Source: Morgan Stanley

23. Visa

23. Visa

Ticker: V

12-month performance: 27%

Comment: "Visa is a key beneficiary of robust consumer spending worldwide, the ongoing migration from cash to electronic payments, and broadening merchant acceptance," Faucette said.

"Global Personal Consumption Expenditure and secular growth drivers should support high-single digit volume growth and low double-digit revenue growth in the near-to-medium term."

Source: Morgan Stanley

24. Workday

24. Workday

Ticker: WDAY

12-month performance: 46%

Comment: "We believe the Workday story yields multiple dimensions for sustaining strong top-line growth, combined with best in class unit economics, should drive margins significantly higher, resulting in strong FCF growth long-term," Weiss said.

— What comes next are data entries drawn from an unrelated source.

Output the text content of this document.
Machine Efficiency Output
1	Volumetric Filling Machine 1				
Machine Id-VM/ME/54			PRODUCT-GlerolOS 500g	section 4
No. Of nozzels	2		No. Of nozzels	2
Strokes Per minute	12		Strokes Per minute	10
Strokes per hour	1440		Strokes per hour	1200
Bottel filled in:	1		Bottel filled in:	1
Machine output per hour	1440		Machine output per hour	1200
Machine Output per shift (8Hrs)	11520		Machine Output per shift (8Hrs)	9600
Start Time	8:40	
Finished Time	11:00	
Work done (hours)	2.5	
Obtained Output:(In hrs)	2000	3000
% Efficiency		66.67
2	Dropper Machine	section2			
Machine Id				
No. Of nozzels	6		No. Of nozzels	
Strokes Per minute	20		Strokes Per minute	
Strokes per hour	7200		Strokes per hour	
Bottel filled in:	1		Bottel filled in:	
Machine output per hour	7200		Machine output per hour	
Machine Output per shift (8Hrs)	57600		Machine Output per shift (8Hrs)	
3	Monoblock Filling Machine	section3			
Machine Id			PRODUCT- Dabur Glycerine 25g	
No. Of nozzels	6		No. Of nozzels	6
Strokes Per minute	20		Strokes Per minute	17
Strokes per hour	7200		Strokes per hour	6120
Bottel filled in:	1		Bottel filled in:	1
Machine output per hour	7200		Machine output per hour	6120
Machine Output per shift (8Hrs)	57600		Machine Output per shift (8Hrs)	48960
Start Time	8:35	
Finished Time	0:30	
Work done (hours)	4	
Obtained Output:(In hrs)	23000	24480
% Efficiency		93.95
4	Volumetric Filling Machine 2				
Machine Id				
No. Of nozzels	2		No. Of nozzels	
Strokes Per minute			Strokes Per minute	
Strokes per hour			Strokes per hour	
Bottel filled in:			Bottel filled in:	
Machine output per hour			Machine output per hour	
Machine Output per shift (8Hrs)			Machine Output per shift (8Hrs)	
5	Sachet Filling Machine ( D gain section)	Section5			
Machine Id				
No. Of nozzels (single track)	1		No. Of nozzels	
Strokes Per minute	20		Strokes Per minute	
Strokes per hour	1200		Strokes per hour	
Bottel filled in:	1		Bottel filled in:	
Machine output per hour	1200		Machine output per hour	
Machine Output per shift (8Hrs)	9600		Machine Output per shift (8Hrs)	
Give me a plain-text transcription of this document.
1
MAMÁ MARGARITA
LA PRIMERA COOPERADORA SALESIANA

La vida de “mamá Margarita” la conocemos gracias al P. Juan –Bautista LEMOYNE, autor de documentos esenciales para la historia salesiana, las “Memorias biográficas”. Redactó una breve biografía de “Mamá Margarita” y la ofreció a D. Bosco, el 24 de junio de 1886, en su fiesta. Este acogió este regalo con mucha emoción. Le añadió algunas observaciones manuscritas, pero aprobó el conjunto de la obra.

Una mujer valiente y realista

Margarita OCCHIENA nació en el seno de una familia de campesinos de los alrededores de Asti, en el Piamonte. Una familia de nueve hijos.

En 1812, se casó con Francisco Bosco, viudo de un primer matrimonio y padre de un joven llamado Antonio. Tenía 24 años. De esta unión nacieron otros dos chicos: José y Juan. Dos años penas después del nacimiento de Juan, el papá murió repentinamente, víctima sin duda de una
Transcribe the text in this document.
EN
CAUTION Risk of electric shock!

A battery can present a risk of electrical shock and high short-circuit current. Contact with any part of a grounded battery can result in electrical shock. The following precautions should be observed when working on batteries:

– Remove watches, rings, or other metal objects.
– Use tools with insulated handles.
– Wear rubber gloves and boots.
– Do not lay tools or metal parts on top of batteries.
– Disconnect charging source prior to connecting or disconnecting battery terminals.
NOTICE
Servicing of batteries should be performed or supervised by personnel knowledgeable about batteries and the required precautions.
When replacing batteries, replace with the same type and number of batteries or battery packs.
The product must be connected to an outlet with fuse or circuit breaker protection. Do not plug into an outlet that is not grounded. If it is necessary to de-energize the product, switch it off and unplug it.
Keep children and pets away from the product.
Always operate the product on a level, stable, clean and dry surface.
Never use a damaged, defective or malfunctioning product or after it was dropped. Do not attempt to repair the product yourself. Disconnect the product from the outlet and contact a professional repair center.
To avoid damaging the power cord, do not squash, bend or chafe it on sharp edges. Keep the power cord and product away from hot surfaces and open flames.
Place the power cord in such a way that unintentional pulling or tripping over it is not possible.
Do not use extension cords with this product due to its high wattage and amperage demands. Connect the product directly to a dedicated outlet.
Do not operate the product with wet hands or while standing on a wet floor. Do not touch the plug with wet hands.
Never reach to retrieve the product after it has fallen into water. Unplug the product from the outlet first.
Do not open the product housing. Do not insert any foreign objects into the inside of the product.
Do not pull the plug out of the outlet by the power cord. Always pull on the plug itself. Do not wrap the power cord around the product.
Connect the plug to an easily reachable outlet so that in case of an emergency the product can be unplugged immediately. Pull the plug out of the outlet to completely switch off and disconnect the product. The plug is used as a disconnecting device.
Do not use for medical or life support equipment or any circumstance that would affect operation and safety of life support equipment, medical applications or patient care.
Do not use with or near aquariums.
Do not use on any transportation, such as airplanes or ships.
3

"With a cloud platform encompassing the Human Capital Management (HCM), Payroll, Financial Accounting, Financial Planning, and Business Intelligence markets, Workday directly addresses some of the largest areas of spend in application software resulting in an addressable opportunity that we estimate has increased from ~$40B at the time of its IPO to ~$80B today."

Source: Morgan Stanley

25. Zoetis

25. Zoetis

Ticker: ZTS

12-month performance: 30%

Comment: "We believe Zoetis has a combination of compelling organic growth, franchise durability, margin expansion potential, improving cash flow conversion, and tuck-in M&A optionality," David Risinger said.

"Favorable mega-trends include rising global demand for protein consumption, increased pet ownership and better care for Companion Animals (primarily dogs and cats)."